私は微力だけど、無力ではない(編集KO)

これは、作家・温又柔さんが木村友祐さん宛の書簡に書かれた一節です。このお二人の往復書簡は『私とあなたのあいだ ―いま、この国で生きるということ』と題して、明石書店より出版されています。持てる者と持たざる者、性と性、国家と家族、リアルとバーチャル――社会にはいくつもの「あいだ」があり、それは時として「分断」につながり、「境界線」の向こう側の人を差別したり、攻撃したりする。でももっと怖いのは、誰かが引いた境界線に何の疑問も持たず、無自覚に受け入れてしまうことなのかもしれない……。温さんと木村さんの率直な言葉のやりとりと、そしてこのSPUR2月号「彼女たちはどう闘うか」企画を通じて、改めてそう思いました。
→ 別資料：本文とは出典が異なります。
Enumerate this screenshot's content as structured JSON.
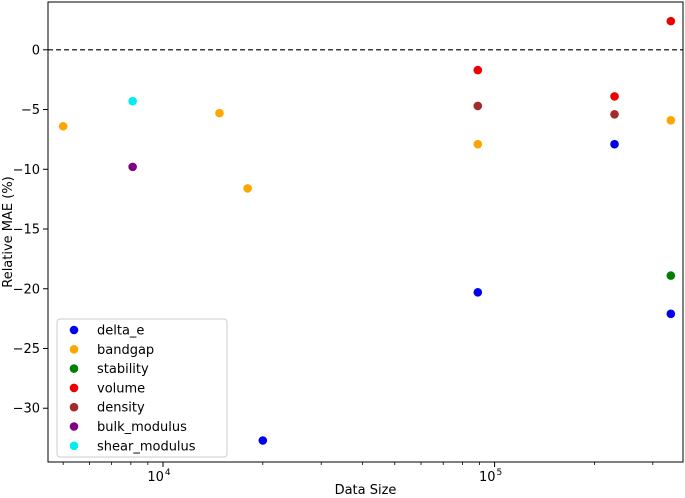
{
  "chart_data": {
    "type": "scatter",
    "title": "",
    "xlabel": "Data Size",
    "ylabel": "Relative MAE (%)",
    "xscale": "log",
    "xlim": [
      4500,
      370000
    ],
    "ylim": [
      -34.5,
      4
    ],
    "grid": false,
    "legend_position": "lower-left",
    "reference_line": {
      "y": 0,
      "style": "dashed",
      "color": "#000000"
    },
    "x_major_ticks": [
      {
        "value": 10000,
        "base": "10",
        "exp": "4"
      },
      {
        "value": 100000,
        "base": "10",
        "exp": "5"
      }
    ],
    "y_ticks": [
      0,
      -5,
      -10,
      -15,
      -20,
      -25,
      -30
    ],
    "series": [
      {
        "name": "delta_e",
        "color": "#0000ee",
        "points": [
          [
            20000,
            -32.7
          ],
          [
            89000,
            -20.3
          ],
          [
            230000,
            -7.9
          ],
          [
            340000,
            -22.1
          ]
        ]
      },
      {
        "name": "bandgap",
        "color": "#ffa500",
        "points": [
          [
            5000,
            -6.4
          ],
          [
            14800,
            -5.3
          ],
          [
            18000,
            -11.6
          ],
          [
            89000,
            -7.9
          ],
          [
            340000,
            -5.9
          ]
        ]
      },
      {
        "name": "stability",
        "color": "#008000",
        "points": [
          [
            340000,
            -18.9
          ]
        ]
      },
      {
        "name": "volume",
        "color": "#ee0000",
        "points": [
          [
            89000,
            -1.7
          ],
          [
            230000,
            -3.9
          ],
          [
            340000,
            2.4
          ]
        ]
      },
      {
        "name": "density",
        "color": "#a52a2a",
        "points": [
          [
            89000,
            -4.7
          ],
          [
            230000,
            -5.4
          ]
        ]
      },
      {
        "name": "bulk_modulus",
        "color": "#800080",
        "points": [
          [
            8100,
            -9.8
          ]
        ]
      },
      {
        "name": "shear_modulus",
        "color": "#00eeee",
        "points": [
          [
            8100,
            -4.3
          ]
        ]
      }
    ]
  }
}
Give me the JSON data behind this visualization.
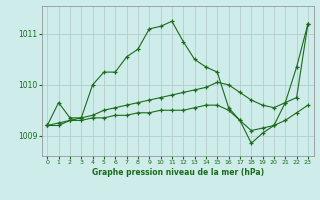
{
  "title": "Graphe pression niveau de la mer (hPa)",
  "background_color": "#ceecea",
  "grid_color": "#b0c8c5",
  "line_color": "#1a6b1a",
  "xlim": [
    -0.5,
    23.5
  ],
  "ylim": [
    1008.6,
    1011.55
  ],
  "yticks": [
    1009,
    1010,
    1011
  ],
  "xticks": [
    0,
    1,
    2,
    3,
    4,
    5,
    6,
    7,
    8,
    9,
    10,
    11,
    12,
    13,
    14,
    15,
    16,
    17,
    18,
    19,
    20,
    21,
    22,
    23
  ],
  "line1_x": [
    0,
    1,
    2,
    3,
    4,
    5,
    6,
    7,
    8,
    9,
    10,
    11,
    12,
    13,
    14,
    15,
    16,
    17,
    18,
    19,
    20,
    21,
    22,
    23
  ],
  "line1_y": [
    1009.2,
    1009.65,
    1009.35,
    1009.35,
    1010.0,
    1010.25,
    1010.25,
    1010.55,
    1010.7,
    1011.1,
    1011.15,
    1011.25,
    1010.85,
    1010.5,
    1010.35,
    1010.25,
    1009.55,
    1009.3,
    1008.85,
    1009.05,
    1009.2,
    1009.65,
    1010.35,
    1011.2
  ],
  "line2_x": [
    0,
    1,
    2,
    3,
    4,
    5,
    6,
    7,
    8,
    9,
    10,
    11,
    12,
    13,
    14,
    15,
    16,
    17,
    18,
    19,
    20,
    21,
    22,
    23
  ],
  "line2_y": [
    1009.2,
    1009.25,
    1009.3,
    1009.35,
    1009.4,
    1009.5,
    1009.55,
    1009.6,
    1009.65,
    1009.7,
    1009.75,
    1009.8,
    1009.85,
    1009.9,
    1009.95,
    1010.05,
    1010.0,
    1009.85,
    1009.7,
    1009.6,
    1009.55,
    1009.65,
    1009.75,
    1011.2
  ],
  "line3_x": [
    0,
    1,
    2,
    3,
    4,
    5,
    6,
    7,
    8,
    9,
    10,
    11,
    12,
    13,
    14,
    15,
    16,
    17,
    18,
    19,
    20,
    21,
    22,
    23
  ],
  "line3_y": [
    1009.2,
    1009.2,
    1009.3,
    1009.3,
    1009.35,
    1009.35,
    1009.4,
    1009.4,
    1009.45,
    1009.45,
    1009.5,
    1009.5,
    1009.5,
    1009.55,
    1009.6,
    1009.6,
    1009.5,
    1009.3,
    1009.1,
    1009.15,
    1009.2,
    1009.3,
    1009.45,
    1009.6
  ]
}
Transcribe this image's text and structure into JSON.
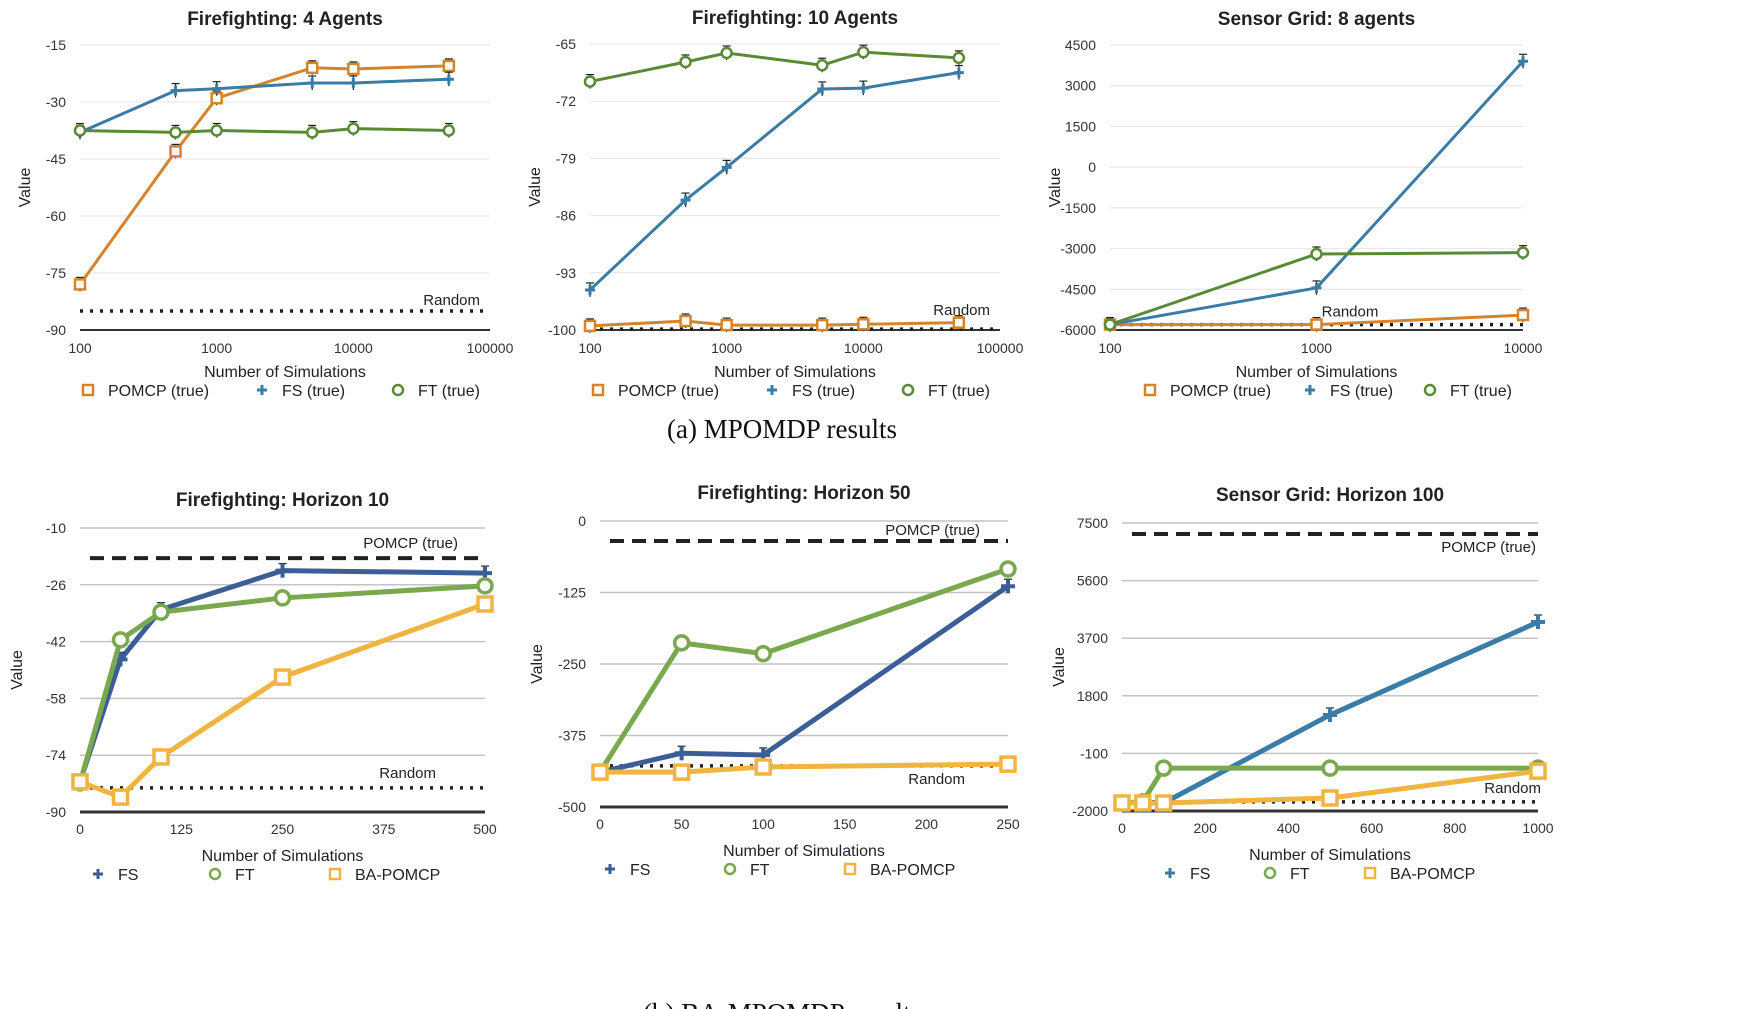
{
  "captions": [
    "(a) MPOMDP results",
    "(b) BA-MPOMDP results"
  ],
  "chart_data": [
    {
      "type": "line",
      "title": "Firefighting: 4 Agents",
      "xlabel": "Number of Simulations",
      "ylabel": "Value",
      "xscale": "log",
      "xticks": [
        100,
        1000,
        10000,
        100000
      ],
      "xlim": [
        100,
        100000
      ],
      "yticks": [
        -15,
        -30,
        -45,
        -60,
        -75,
        -90
      ],
      "ylim": [
        -90,
        -15
      ],
      "grid": true,
      "legend": "bottom",
      "x": [
        100,
        500,
        1000,
        5000,
        10000,
        50000
      ],
      "series": [
        {
          "name": "POMCP (true)",
          "marker": "square",
          "color": "#d4842a",
          "values": [
            -78,
            -43,
            -29,
            -21,
            -21.3,
            -20.5
          ]
        },
        {
          "name": "FS (true)",
          "marker": "plus",
          "color": "#3a7ca5",
          "values": [
            -38,
            -27,
            -26.5,
            -25,
            -25,
            -24
          ]
        },
        {
          "name": "FT (true)",
          "marker": "circle",
          "color": "#5a8a35",
          "values": [
            -37.5,
            -38,
            -37.5,
            -38,
            -37,
            -37.5
          ]
        }
      ],
      "references": [
        {
          "label": "Random",
          "value": -85,
          "style": "dotted"
        }
      ]
    },
    {
      "type": "line",
      "title": "Firefighting: 10 Agents",
      "xlabel": "Number of Simulations",
      "ylabel": "Value",
      "xscale": "log",
      "xticks": [
        100,
        1000,
        10000,
        100000
      ],
      "xlim": [
        100,
        100000
      ],
      "yticks": [
        -65,
        -72,
        -79,
        -86,
        -93,
        -100
      ],
      "ylim": [
        -100,
        -65
      ],
      "grid": true,
      "legend": "bottom",
      "x": [
        100,
        500,
        1000,
        5000,
        10000,
        50000
      ],
      "series": [
        {
          "name": "POMCP (true)",
          "marker": "square",
          "color": "#d4842a",
          "values": [
            -99.5,
            -98.9,
            -99.4,
            -99.4,
            -99.3,
            -99.1
          ]
        },
        {
          "name": "FS (true)",
          "marker": "plus",
          "color": "#3a7ca5",
          "values": [
            -95.1,
            -84.1,
            -80.1,
            -70.5,
            -70.4,
            -68.5
          ]
        },
        {
          "name": "FT (true)",
          "marker": "circle",
          "color": "#5a8a35",
          "values": [
            -69.6,
            -67.2,
            -66.1,
            -67.6,
            -66,
            -66.7
          ]
        }
      ],
      "references": [
        {
          "label": "Random",
          "value": -99.9,
          "style": "dotted"
        }
      ]
    },
    {
      "type": "line",
      "title": "Sensor Grid: 8 agents",
      "xlabel": "Number of Simulations",
      "ylabel": "Value",
      "xscale": "log",
      "xticks": [
        100,
        1000,
        10000
      ],
      "xlim": [
        100,
        10000
      ],
      "yticks": [
        4500,
        3000,
        1500,
        0,
        -1500,
        -3000,
        -4500,
        -6000
      ],
      "ylim": [
        -6000,
        4500
      ],
      "grid": true,
      "legend": "bottom",
      "x": [
        100,
        1000,
        10000
      ],
      "series": [
        {
          "name": "POMCP (true)",
          "marker": "square",
          "color": "#d4842a",
          "values": [
            -5800,
            -5800,
            -5450
          ]
        },
        {
          "name": "FS (true)",
          "marker": "plus",
          "color": "#3a7ca5",
          "values": [
            -5800,
            -4450,
            3900
          ]
        },
        {
          "name": "FT (true)",
          "marker": "circle",
          "color": "#5a8a35",
          "values": [
            -5800,
            -3200,
            -3150
          ]
        }
      ],
      "references": [
        {
          "label": "Random",
          "value": -5800,
          "style": "dotted"
        }
      ]
    },
    {
      "type": "line",
      "title": "Firefighting: Horizon 10",
      "xlabel": "Number of Simulations",
      "ylabel": "Value",
      "xscale": "linear",
      "xticks": [
        0,
        125,
        250,
        375,
        500
      ],
      "xlim": [
        0,
        500
      ],
      "yticks": [
        -10,
        -26,
        -42,
        -58,
        -74,
        -90
      ],
      "ylim": [
        -90,
        -10
      ],
      "grid": true,
      "legend": "bottom",
      "x": [
        0,
        50,
        100,
        250,
        500
      ],
      "series": [
        {
          "name": "FS",
          "marker": "plus",
          "color": "#3b5e96",
          "values": [
            -81.5,
            -47,
            -33,
            -22,
            -22.7
          ]
        },
        {
          "name": "FT",
          "marker": "circle",
          "color": "#79a84e",
          "values": [
            -81.8,
            -41.5,
            -33.7,
            -29.7,
            -26.3
          ]
        },
        {
          "name": "BA-POMCP",
          "marker": "square",
          "color": "#f0b440",
          "values": [
            -81.5,
            -85.8,
            -74.5,
            -52,
            -31.4
          ]
        }
      ],
      "references": [
        {
          "label": "POMCP (true)",
          "value": -18.5,
          "style": "dashed"
        },
        {
          "label": "Random",
          "value": -83.2,
          "style": "dotted"
        }
      ]
    },
    {
      "type": "line",
      "title": "Firefighting: Horizon 50",
      "xlabel": "Number of Simulations",
      "ylabel": "Value",
      "xscale": "linear",
      "xticks": [
        0,
        50,
        100,
        150,
        200,
        250
      ],
      "xlim": [
        0,
        250
      ],
      "yticks": [
        0,
        -125,
        -250,
        -375,
        -500
      ],
      "ylim": [
        -500,
        0
      ],
      "grid": true,
      "legend": "bottom",
      "x": [
        0,
        50,
        100,
        250
      ],
      "series": [
        {
          "name": "FS",
          "marker": "plus",
          "color": "#3b5e96",
          "values": [
            -439,
            -406,
            -409,
            -114
          ]
        },
        {
          "name": "FT",
          "marker": "circle",
          "color": "#79a84e",
          "values": [
            -439,
            -213,
            -232,
            -84
          ]
        },
        {
          "name": "BA-POMCP",
          "marker": "square",
          "color": "#f0b440",
          "values": [
            -439,
            -439,
            -430,
            -425
          ]
        }
      ],
      "references": [
        {
          "label": "POMCP (true)",
          "value": -35,
          "style": "dashed"
        },
        {
          "label": "Random",
          "value": -428,
          "style": "dotted"
        }
      ]
    },
    {
      "type": "line",
      "title": "Sensor Grid: Horizon 100",
      "xlabel": "Number of Simulations",
      "ylabel": "Value",
      "xscale": "linear",
      "xticks": [
        0,
        200,
        400,
        600,
        800,
        1000
      ],
      "xlim": [
        0,
        1000
      ],
      "yticks": [
        7500,
        5600,
        3700,
        1800,
        -100,
        -2000
      ],
      "ylim": [
        -2000,
        7500
      ],
      "grid": true,
      "legend": "bottom",
      "x": [
        0,
        50,
        100,
        500,
        1000
      ],
      "series": [
        {
          "name": "FS",
          "marker": "plus",
          "color": "#3a7ca5",
          "values": [
            -1736,
            -1736,
            -1736,
            1168,
            4233
          ]
        },
        {
          "name": "FT",
          "marker": "circle",
          "color": "#79a84e",
          "values": [
            -1736,
            -1700,
            -586,
            -586,
            -586
          ]
        },
        {
          "name": "BA-POMCP",
          "marker": "square",
          "color": "#f0b440",
          "values": [
            -1736,
            -1736,
            -1736,
            -1571,
            -685
          ]
        }
      ],
      "references": [
        {
          "label": "POMCP (true)",
          "value": 7137,
          "style": "dashed"
        },
        {
          "label": "Random",
          "value": -1700,
          "style": "dotted"
        }
      ]
    }
  ]
}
今回、スプツニ子!さん、伊藤詩織さん、そして温さんが教えてくださった注目の海外アクティビストは、政治、IT、映画や音楽など、さまざまな分野で女性差別や社会の不均衡と闘っている女性たちです。特に、AI(人工知能)にひそむ差別構造の問題に切り込んだジョイ・ブオラムウィーニや、児童婚への抗議活動を行うアフガニスタン出身のミュージシャン、ソニータ・アリザデは、個人的に今回の企画で初めて知った人たち。「こんなすごい人がいるんだ!」という感嘆とともに、現代社会を取り巻く問題は数限りなくあり、そのほとんどが容易に解決可能とはいかない現実に気持ちがやられてしまいそうにもなるのですが……そこで唱えたいのが、冒頭の温さんの言葉と、本企画の最後に上野千鶴子先生が語ってくださった「自分の子どもたちに、もう少しはマシな社会を手渡したいと思うなら、一歩一歩政治と制度を変えていくしかない」というメッセージ。

ちょっと硬いテーマではありますが、一人でも多くの方に読んでいただきたい企画です。